Q: How do I choose a trauma retreat in Bali? A: Start by identifying your preferred modality — somatic, shamanic, or clinical — then compare facilitator credentials, group size, what’s actually included in the price, and whether post-retreat integration support is offered.
Q: Should I book a group or private trauma retreat in Ubud? A: If you’re new to retreat healing and want community support, a group program works well. If your trauma is acute or you need a tailored daily schedule, a private somatic intensive will serve you better.
Q: Why are some Bali trauma retreats so much more expensive than others? A: The price gap is almost entirely driven by modality depth and facilitator time. Clinical-grade care with daily 1:1 sessions costs more than group yoga with a single healer session. Accommodation tier adds less to cost than most people assume.
Q: When should I book a trauma healing retreat in Ubud? A: Book 90–120 days ahead if you want the best rates and preferred dates. Peak season (July–August and December) fills quickly. Many reputable retreats offer flexible cancellation up to 1–60 days before the start date.

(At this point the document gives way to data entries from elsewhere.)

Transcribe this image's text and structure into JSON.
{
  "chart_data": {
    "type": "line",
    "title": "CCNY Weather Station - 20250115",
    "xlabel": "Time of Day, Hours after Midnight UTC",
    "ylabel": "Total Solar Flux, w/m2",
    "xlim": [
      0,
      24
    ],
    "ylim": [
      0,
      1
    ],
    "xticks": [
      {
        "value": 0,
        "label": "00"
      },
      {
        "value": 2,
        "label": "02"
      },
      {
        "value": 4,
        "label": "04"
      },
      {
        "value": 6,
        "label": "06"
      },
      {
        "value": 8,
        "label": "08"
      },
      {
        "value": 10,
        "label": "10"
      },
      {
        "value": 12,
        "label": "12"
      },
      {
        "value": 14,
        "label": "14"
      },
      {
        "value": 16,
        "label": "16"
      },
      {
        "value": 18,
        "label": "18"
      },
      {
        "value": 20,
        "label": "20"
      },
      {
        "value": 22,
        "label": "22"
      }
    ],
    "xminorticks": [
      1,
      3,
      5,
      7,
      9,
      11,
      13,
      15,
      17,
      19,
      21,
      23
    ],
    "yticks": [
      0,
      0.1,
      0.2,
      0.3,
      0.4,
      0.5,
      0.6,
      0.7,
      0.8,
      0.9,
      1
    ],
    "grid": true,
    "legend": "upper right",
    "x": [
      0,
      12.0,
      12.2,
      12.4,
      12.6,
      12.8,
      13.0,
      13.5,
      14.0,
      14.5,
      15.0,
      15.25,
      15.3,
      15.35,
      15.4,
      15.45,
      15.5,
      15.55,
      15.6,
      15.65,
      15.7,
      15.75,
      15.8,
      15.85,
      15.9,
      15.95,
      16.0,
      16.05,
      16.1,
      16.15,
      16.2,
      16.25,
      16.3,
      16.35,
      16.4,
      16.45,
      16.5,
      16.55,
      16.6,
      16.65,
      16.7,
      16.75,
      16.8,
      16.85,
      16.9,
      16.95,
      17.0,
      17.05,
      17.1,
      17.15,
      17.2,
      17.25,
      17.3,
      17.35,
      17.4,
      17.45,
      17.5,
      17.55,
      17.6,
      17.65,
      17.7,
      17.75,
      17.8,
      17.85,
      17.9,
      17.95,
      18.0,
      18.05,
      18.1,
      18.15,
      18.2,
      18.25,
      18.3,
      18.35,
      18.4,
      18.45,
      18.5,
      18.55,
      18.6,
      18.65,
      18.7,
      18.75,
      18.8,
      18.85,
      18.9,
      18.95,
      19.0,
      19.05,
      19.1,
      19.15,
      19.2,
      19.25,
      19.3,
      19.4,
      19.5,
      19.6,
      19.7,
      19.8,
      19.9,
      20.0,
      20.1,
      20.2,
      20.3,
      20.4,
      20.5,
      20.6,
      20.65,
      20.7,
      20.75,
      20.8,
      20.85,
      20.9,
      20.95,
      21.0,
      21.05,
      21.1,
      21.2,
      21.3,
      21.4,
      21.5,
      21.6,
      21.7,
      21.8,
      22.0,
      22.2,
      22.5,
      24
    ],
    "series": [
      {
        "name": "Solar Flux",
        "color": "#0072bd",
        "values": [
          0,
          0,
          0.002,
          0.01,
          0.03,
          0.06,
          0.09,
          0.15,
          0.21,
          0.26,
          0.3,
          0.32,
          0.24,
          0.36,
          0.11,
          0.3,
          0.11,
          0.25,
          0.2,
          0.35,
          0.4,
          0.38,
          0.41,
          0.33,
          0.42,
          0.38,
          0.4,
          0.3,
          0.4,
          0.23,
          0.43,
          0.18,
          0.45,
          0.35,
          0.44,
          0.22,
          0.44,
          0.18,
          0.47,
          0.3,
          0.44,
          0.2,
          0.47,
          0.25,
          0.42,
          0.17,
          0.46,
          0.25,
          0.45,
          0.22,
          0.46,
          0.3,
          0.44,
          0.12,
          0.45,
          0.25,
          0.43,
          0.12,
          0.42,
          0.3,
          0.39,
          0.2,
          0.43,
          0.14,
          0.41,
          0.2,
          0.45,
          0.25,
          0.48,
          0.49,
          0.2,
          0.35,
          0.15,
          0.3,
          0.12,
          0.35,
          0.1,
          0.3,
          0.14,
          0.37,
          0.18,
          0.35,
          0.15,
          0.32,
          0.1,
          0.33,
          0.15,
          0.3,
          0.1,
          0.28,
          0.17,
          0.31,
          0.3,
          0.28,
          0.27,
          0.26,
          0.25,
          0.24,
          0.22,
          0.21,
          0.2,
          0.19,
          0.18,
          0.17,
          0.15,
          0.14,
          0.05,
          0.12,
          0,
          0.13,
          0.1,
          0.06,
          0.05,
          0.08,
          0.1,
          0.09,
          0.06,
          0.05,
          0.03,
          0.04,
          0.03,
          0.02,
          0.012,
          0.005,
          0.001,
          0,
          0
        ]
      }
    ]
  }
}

How much does a retreat in Bali cost?
Is Bali a good place for healing?
Best trauma healing bali ubud price
Yes, 100,000 Indonesian Rupiah (IDR)—roughly $6–$7 USD—is considered a very generous or “big” tip in Bali, as it often exceeds half a day’s minimum wage, which is roughly 100,000–120,000 IDR for a full day. While not expected, this amount is perfect for a full-day driver, excellent spa treatment, or exceptional service, whereas 20,000–50,000 IDR is more standard
Spiritual Soul Healing Ubud Bali
Ubud is considered the spiritual heart of Bali due to its deep-rooted Hindu traditions, historic role as a healing center, and tranquil natural surroundings. The name itself derives from “ubad” (medicine), attracting practitioners to its sacred temples, rice paddies, and holistic yoga/wellness retreats that foster intense self-reflection
This guide covers independently run trauma retreat programs in Ubud. It does not cover clinical psychiatric inpatient treatment or programs requiring a formal medical referral. If you are managing active suicidal ideation or a diagnosed severe mental health condition, please consult a licensed mental health professional before booking a retreat.